Associations representing the forecourt trade and drivers have welcomed the announcement that duty on fuel will be frozen for a further year.
Speaking at the Conservative Party Conference in Birmingham, the Prime Minister said: “Some have wondered if there would be a thaw in our fuel duty freeze this year. Today I can confirm that in the budget later this month, the chancellor will freeze fuel duty again.”
Chancellor Philip Hammond said: “This has come at a significant cost to the Exchequer, but the high oil price and the near-record pump price of petrol and diesel are also imposing a significant burden on motorists.
“So we have decided that to support hardworking families, we will once again freeze fuel duty in the upcoming budget.”
PRA chairman Brian Madderson said the decision was not unexpected.
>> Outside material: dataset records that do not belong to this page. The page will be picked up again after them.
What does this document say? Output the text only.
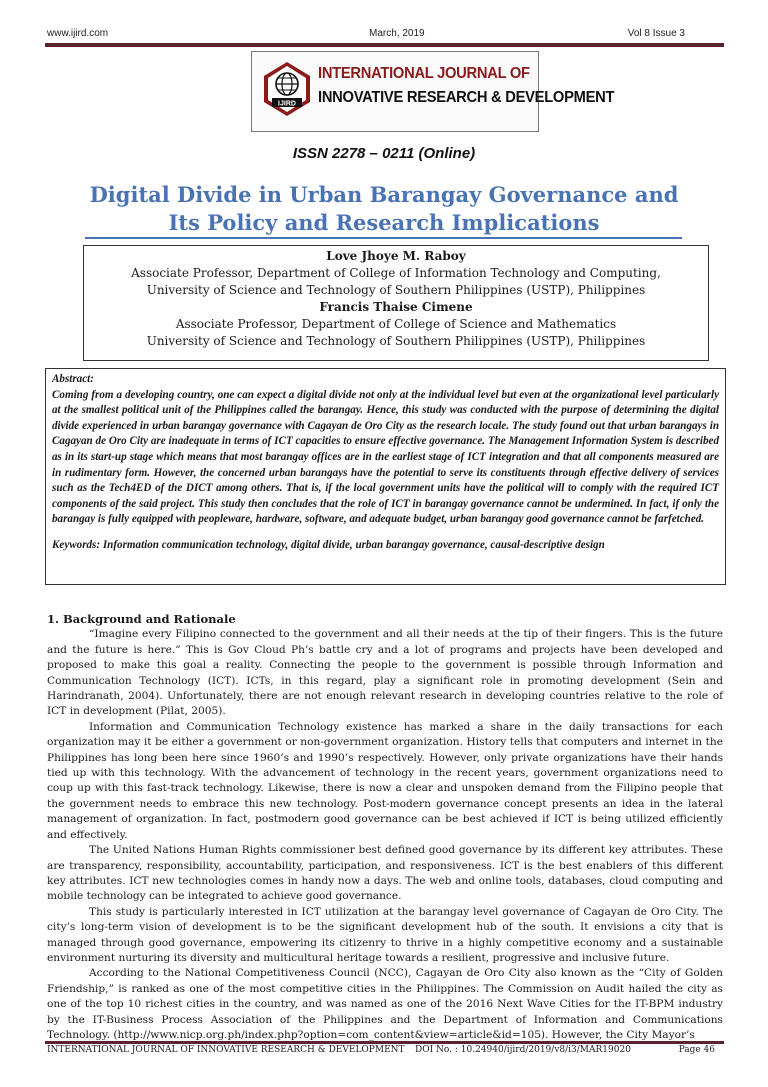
www.ijird.com	March, 2019	Vol 8 Issue 3
IJIRD
INTERNATIONAL JOURNAL OF
INNOVATIVE RESEARCH & DEVELOPMENT
ISSN 2278 – 0211 (Online)
Digital Divide in Urban Barangay Governance and
Its Policy and Research Implications
Love Jhoye M. Raboy
Associate Professor, Department of College of Information Technology and Computing,
University of Science and Technology of Southern Philippines (USTP), Philippines
Francis Thaise Cimene
Associate Professor, Department of College of Science and Mathematics
University of Science and Technology of Southern Philippines (USTP), Philippines
Abstract:
Coming from a developing country, one can expect a digital divide not only at the individual level but even at the organizational level particularly at the smallest political unit of the Philippines called the barangay. Hence, this study was conducted with the purpose of determining the digital divide experienced in urban barangay governance with Cagayan de Oro City as the research locale. The study found out that urban barangays in Cagayan de Oro City are inadequate in terms of ICT capacities to ensure effective governance. The Management Information System is described as in its start-up stage which means that most barangay offices are in the earliest stage of ICT integration and that all components measured are in rudimentary form. However, the concerned urban barangays have the potential to serve its constituents through effective delivery of services such as the Tech4ED of the DICT among others. That is, if the local government units have the political will to comply with the required ICT components of the said project. This study then concludes that the role of ICT in barangay governance cannot be undermined. In fact, if only the barangay is fully equipped with peopleware, hardware, software, and adequate budget, urban barangay good governance cannot be farfetched.
Keywords: Information communication technology, digital divide, urban barangay governance, causal-descriptive design
1. Background and Rationale

“Imagine every Filipino connected to the government and all their needs at the tip of their fingers. This is the future and the future is here.” This is Gov Cloud Ph’s battle cry and a lot of programs and projects have been developed and proposed to make this goal a reality. Connecting the people to the government is possible through Information and Communication Technology (ICT). ICTs, in this regard, play a significant role in promoting development (Sein and Harindranath, 2004). Unfortunately, there are not enough relevant research in developing countries relative to the role of ICT in development (Pilat, 2005).

Information and Communication Technology existence has marked a share in the daily transactions for each organization may it be either a government or non-government organization. History tells that computers and internet in the Philippines has long been here since 1960’s and 1990’s respectively. However, only private organizations have their hands tied up with this technology. With the advancement of technology in the recent years, government organizations need to coup up with this fast-track technology. Likewise, there is now a clear and unspoken demand from the Filipino people that the government needs to embrace this new technology. Post-modern governance concept presents an idea in the lateral management of organization. In fact, postmodern good governance can be best achieved if ICT is being utilized efficiently and effectively.

The United Nations Human Rights commissioner best defined good governance by its different key attributes. These are transparency, responsibility, accountability, participation, and responsiveness. ICT is the best enablers of this different key attributes. ICT new technologies comes in handy now a days. The web and online tools, databases, cloud computing and mobile technology can be integrated to achieve good governance.

This study is particularly interested in ICT utilization at the barangay level governance of Cagayan de Oro City. The city’s long-term vision of development is to be the significant development hub of the south. It envisions a city that is managed through good governance, empowering its citizenry to thrive in a highly competitive economy and a sustainable environment nurturing its diversity and multicultural heritage towards a resilient, progressive and inclusive future.

According to the National Competitiveness Council (NCC), Cagayan de Oro City also known as the “City of Golden Friendship,” is ranked as one of the most competitive cities in the Philippines. The Commission on Audit hailed the city as one of the top 10 richest cities in the country, and was named as one of the 2016 Next Wave Cities for the IT-BPM industry by the IT-Business Process Association of the Philippines and the Department of Information and Communications Technology. (http://www.nicp.org.ph/index.php?option=com_content&view=article&id=105). However, the City Mayor’s

INTERNATIONAL JOURNAL OF INNOVATIVE RESEARCH & DEVELOPMENT DOI No. : 10.24940/ijird/2019/v8/i3/MAR19020	Page 46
He commented: “With external market factors already pushing up the price of fuel, increasing the price further would be unacceptable.”
He said that the PRA had been briefing the Treasury and HM Revenue & Customs (HMRC) telling them “now is not the time”.
“We said to HMRC, ‘How dare you think of increasing duty when you are not collecting tax from the unregulated hand car wash sector?’”
Research suggested the unregulated hand car wash sector was avoiding paying £1.5bn in tax, said Madderson. He added: “Rather than going for an easy target like increasing duty they should be bringing in tax that is due. This would help both legitimate businesses and the Exchequer.”
RAC fuel spokesperson Simon Williams said: “We are pleased the Prime Minister has listened to the RAC and millions of motorists by freezing fuel duty for another year. Drivers are currently paying the highest prices at the pumps for four years.
“While there is a silver lining in the form of no rise in fuel duty, darker clouds in the form of higher wholesale costs may well be passed on to drivers at the pumps imminently, so it would have been foolhardy for the Treasury to opt to punish drivers further.
“Motorists can breathe a sigh of relief for now, however it is a shame that each year motorists have to worry whether the Government is about to hit them harder in their pockets.”